My parents, understandably, voice a some concern about the adult content in “Family Guy,” which typically airs way past primetime. After all, Peter has a habit of talking about naughty things in a particularly naughty fashion. So why do I support my brother’s attachment to the family on Spooner Street? For the most part, he can distinguish the inappropriate from the benign. Eager to please us so that he will be allowed to study more episodes, he really tries to listen and retain selectively. Yes, he occasionally repeats things he shouldn’t because some of the material is over his head. But I think the inspiration he gains from watching far outweighs the risk of his premature exposure to the sinister adult world.

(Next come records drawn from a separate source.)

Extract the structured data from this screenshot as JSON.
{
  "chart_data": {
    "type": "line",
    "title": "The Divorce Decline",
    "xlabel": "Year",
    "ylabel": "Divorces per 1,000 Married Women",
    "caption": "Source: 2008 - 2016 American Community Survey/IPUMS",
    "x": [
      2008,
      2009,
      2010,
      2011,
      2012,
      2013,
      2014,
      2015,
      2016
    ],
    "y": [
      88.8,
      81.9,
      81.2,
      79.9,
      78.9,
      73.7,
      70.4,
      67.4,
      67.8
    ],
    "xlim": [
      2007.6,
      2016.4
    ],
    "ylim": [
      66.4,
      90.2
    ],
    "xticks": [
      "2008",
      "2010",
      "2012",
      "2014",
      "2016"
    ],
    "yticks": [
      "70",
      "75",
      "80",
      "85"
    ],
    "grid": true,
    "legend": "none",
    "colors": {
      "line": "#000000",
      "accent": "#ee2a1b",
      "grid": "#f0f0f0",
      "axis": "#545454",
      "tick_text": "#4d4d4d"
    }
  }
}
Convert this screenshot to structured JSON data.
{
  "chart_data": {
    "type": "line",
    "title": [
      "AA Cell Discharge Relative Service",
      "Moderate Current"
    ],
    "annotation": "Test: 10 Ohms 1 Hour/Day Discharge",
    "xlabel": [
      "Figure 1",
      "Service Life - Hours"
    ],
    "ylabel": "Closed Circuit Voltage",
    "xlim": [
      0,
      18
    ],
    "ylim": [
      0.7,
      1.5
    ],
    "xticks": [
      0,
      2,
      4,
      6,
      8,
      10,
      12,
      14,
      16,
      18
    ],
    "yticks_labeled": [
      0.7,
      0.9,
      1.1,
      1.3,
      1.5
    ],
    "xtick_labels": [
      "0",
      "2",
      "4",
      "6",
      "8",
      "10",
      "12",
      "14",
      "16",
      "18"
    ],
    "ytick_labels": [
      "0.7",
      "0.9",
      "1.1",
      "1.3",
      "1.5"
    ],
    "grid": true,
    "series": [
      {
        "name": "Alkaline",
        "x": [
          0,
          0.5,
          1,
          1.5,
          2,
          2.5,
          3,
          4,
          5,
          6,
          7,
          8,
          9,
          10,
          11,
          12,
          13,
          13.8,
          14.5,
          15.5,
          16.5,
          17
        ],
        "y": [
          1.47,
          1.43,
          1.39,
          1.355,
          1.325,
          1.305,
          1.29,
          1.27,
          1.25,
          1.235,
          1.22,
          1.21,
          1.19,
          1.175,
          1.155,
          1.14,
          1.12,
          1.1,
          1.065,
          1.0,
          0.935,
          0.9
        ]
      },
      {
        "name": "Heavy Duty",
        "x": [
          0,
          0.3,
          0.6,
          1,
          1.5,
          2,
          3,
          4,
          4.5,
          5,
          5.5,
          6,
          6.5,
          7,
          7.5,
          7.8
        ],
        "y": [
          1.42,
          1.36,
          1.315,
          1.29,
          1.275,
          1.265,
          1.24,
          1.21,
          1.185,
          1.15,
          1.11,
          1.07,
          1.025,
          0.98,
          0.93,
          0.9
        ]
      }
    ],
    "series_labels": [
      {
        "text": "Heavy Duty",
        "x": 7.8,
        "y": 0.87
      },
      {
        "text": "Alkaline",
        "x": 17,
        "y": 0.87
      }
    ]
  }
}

“Family Guy” is not for every youngster, especially not for those apt to chant the bad in front of mom and dad and to fail to appreciate the beauty of the show’s more subtle moments. But more important than using this particular show as an educational tool is finding something that will effectively motivate kids to think outside their 30-inch flat-screen—even if that requires first allowing them to turn it on.



Theodore S. Grant ’08, a Crimson editorial comper, is a history concentrator in Cabot House.